Toxicity Rating: Moderate. Irritation from the seedheads (awns) is likely, but serious illness and death are rare.

Dangerous Parts: Seedheads (awns).

Symptoms: Irritation of the skin, mouth, ear, nose and eye, stomach irritation and abscesses.

Plant Description: This perennial weedy grass of fields, waste places and roadsides gets its name from the long, bushy flower spikes. Each long, slender, wiry bristle bears small teeth or barbs that point backwards like tiny fishhooks.

Signs: The awns of foxtail and several other types of grasses can cause mechanical irritation to the skin, eyes, ears, nose, mouth and stomach of animals. Embedded seed heads can cause local irritation and infections or become more deeply embedded in tissues and migrate into the body. Irritation and infection often develop, necessitating removal of the plant matter. Signs depend on location of the seed and can include head shaking; sneezing; discharge from the nose or eyes; rubbing at the ears, eyes, or mouth; difficulty in chewing or swallowing; and digestive disturbance.
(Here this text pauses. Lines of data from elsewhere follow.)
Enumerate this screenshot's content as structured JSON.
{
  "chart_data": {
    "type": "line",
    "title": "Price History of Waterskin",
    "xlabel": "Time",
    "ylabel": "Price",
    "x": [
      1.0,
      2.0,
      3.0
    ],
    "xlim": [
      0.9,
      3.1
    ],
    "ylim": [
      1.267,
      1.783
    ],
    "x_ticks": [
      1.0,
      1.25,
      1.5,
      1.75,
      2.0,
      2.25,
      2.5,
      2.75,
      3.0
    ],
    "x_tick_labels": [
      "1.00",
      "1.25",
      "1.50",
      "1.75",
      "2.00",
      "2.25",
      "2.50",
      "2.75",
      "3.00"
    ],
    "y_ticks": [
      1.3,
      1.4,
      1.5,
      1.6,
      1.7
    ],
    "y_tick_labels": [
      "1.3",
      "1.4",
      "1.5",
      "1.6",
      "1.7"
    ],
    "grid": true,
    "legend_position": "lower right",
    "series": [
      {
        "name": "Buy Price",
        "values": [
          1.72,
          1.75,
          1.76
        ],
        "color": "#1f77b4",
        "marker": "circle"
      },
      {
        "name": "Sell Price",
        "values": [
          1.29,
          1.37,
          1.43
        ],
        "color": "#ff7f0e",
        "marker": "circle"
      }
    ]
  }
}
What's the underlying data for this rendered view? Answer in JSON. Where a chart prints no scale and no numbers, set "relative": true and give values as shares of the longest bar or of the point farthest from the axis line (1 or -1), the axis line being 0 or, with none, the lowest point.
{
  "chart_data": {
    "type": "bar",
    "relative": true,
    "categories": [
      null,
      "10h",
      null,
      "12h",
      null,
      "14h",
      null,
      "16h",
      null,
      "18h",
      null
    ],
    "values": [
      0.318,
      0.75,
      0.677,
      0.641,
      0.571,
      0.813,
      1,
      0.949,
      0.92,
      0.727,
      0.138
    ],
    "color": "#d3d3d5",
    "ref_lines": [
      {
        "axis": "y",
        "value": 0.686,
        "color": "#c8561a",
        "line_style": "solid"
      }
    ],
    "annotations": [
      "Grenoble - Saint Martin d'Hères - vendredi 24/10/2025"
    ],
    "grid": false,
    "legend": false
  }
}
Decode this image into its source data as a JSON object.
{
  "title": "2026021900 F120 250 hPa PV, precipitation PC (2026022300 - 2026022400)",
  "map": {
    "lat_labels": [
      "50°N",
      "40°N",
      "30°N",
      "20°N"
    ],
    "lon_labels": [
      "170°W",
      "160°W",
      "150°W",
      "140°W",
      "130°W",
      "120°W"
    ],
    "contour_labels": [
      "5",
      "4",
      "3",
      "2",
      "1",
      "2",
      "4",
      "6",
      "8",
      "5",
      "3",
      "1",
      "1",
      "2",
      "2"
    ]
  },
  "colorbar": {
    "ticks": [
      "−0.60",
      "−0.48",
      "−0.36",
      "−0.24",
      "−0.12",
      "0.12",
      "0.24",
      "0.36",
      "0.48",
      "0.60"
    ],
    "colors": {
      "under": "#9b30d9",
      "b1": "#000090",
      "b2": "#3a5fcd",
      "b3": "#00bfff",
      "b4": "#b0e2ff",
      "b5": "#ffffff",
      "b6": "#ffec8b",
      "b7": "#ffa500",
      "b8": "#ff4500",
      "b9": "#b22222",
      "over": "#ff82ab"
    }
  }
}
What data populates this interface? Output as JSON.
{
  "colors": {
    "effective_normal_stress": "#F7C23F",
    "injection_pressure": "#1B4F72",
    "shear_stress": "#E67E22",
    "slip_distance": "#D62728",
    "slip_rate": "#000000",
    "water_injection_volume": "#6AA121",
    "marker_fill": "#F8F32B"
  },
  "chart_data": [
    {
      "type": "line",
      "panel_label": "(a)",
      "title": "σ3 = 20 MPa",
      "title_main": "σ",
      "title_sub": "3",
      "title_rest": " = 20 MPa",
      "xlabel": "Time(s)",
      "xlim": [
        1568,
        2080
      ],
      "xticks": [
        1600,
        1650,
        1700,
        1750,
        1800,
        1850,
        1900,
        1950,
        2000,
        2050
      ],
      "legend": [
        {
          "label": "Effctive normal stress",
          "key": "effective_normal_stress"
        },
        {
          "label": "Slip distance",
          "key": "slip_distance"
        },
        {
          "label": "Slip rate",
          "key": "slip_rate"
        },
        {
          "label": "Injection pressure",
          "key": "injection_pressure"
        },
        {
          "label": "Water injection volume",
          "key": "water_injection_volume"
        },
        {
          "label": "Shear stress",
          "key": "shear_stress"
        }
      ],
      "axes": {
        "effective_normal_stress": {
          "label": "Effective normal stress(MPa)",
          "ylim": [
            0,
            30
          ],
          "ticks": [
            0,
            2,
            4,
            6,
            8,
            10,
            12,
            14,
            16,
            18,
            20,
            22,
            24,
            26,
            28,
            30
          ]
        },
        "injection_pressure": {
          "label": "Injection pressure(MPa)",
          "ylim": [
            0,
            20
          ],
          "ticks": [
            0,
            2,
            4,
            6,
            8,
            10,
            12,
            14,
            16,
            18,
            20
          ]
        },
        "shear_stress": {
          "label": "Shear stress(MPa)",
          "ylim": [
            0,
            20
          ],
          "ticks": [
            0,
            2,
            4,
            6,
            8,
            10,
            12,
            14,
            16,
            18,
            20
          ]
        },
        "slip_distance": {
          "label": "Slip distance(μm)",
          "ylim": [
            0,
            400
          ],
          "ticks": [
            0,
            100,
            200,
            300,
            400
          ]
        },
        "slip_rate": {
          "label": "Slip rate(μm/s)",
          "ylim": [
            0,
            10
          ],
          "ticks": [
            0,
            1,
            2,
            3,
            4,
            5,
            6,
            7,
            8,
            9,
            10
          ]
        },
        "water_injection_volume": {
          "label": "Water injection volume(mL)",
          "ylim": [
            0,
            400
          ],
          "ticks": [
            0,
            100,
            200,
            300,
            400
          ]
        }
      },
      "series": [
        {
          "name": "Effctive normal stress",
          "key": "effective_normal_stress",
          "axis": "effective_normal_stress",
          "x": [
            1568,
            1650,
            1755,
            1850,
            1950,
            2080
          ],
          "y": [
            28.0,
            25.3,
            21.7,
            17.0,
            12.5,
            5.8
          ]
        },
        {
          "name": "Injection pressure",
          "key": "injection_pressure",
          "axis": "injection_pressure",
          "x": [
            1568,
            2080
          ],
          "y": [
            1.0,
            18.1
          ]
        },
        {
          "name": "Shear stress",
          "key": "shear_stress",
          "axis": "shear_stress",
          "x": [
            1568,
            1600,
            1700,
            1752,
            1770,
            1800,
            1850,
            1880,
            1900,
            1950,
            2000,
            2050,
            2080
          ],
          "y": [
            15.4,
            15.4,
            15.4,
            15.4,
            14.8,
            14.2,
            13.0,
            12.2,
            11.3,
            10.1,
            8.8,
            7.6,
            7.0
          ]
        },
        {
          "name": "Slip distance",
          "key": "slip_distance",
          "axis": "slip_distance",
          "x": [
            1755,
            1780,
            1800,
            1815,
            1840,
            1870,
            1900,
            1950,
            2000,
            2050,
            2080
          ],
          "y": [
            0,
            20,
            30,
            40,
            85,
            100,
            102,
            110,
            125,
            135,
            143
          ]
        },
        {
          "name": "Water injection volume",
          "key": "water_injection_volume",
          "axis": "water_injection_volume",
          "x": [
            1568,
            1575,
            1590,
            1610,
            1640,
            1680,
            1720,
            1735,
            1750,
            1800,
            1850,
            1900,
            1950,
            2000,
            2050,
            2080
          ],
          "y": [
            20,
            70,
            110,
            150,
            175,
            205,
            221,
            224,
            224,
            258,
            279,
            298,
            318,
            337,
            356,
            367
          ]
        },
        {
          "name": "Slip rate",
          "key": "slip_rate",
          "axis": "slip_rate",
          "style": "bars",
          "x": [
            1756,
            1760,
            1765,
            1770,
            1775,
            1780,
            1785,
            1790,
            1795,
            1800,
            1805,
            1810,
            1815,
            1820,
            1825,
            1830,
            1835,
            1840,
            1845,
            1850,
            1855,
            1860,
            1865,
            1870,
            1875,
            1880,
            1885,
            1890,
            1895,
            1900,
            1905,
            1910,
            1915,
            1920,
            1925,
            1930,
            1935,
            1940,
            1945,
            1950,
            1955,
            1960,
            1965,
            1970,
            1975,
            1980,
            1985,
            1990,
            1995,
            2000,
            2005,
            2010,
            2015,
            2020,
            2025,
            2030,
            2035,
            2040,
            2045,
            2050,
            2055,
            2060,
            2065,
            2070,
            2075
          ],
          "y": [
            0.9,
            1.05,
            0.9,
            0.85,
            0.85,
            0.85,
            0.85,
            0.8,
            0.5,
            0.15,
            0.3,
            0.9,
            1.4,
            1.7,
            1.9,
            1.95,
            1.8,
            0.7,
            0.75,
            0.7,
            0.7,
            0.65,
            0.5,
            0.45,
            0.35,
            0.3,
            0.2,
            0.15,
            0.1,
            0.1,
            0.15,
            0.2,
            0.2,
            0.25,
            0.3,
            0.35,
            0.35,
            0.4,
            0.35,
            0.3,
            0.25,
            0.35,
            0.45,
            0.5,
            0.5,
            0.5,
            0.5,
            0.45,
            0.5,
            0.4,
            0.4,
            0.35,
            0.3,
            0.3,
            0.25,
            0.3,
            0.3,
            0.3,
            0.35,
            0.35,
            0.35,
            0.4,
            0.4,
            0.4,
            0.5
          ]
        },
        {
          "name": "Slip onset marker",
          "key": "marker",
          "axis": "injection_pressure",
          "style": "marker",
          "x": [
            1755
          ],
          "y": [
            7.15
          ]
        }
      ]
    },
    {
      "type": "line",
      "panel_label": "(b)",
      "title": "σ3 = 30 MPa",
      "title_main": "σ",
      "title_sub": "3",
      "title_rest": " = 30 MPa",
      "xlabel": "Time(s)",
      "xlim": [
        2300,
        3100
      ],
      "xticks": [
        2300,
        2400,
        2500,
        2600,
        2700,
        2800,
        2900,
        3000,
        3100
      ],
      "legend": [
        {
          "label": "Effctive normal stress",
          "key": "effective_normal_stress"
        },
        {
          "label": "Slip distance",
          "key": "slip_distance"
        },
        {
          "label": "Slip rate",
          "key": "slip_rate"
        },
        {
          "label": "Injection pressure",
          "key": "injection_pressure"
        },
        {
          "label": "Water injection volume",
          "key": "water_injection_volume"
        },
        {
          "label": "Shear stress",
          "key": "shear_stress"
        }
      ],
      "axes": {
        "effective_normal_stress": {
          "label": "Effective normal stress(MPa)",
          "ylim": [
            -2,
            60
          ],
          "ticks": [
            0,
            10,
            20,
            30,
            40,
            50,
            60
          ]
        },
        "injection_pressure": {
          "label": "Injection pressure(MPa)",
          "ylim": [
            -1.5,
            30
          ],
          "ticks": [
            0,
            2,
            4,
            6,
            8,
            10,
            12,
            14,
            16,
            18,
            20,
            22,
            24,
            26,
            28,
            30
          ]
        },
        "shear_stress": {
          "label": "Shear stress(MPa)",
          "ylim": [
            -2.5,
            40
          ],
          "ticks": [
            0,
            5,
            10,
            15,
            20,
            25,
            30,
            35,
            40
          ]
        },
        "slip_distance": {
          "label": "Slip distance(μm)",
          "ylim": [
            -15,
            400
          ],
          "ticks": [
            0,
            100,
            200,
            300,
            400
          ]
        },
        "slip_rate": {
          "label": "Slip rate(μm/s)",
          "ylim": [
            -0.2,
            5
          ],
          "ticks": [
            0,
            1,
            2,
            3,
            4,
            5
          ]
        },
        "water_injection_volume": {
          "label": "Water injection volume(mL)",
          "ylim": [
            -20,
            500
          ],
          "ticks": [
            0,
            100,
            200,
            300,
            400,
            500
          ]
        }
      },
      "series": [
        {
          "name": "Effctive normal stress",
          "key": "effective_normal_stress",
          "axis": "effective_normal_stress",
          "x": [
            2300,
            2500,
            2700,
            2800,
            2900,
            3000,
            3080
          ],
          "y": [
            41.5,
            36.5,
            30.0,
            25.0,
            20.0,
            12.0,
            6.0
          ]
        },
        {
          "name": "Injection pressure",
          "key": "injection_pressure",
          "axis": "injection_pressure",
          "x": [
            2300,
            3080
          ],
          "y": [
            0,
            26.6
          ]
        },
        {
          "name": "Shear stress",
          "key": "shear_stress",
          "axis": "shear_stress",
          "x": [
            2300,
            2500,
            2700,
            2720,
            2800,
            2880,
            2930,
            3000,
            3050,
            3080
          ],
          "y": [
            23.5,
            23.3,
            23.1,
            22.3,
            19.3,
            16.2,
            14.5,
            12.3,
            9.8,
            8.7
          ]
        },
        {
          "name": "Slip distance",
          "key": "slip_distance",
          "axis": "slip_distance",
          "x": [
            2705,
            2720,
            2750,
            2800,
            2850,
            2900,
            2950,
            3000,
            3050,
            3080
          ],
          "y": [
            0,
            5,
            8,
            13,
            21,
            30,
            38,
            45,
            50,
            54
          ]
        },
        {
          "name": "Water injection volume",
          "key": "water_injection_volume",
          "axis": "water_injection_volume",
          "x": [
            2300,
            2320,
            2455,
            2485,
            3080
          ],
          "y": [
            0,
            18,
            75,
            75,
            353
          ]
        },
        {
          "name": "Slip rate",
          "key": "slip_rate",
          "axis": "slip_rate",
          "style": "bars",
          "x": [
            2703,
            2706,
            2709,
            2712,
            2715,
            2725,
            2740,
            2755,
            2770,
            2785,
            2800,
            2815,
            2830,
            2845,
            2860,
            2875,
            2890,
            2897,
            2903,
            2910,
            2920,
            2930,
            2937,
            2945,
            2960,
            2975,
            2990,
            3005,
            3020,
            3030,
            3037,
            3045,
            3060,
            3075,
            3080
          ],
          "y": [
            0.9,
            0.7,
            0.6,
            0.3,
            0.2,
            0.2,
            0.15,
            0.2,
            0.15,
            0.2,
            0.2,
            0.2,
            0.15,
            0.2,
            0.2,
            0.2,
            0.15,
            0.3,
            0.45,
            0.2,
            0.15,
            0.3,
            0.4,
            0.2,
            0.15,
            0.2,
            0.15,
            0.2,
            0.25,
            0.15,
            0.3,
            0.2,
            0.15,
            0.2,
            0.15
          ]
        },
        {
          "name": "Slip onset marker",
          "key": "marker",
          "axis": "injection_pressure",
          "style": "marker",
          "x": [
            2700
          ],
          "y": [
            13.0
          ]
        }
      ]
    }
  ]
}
Yellow or green foxtail, rye and millet can cause similar problems.

First Aid: For minor irritation, supportive care is all that is required. Minor irritations will resolve in about a day. Contact a veterinarian if signs of irritation do not resolve, if the eyes or ears are involved, or if the animal cannot eat. Infections and abscesses require veterinary care, and some awns may need surgical removal.

Prevention: These plants are common weeds in pastures and along roadsides. If problems occur with these plants, consider mowing to reduce awn formation or otherwise removing them. The foxtail that commonly grows in the western United States is especially problematic, and animals should be kept away from this grass.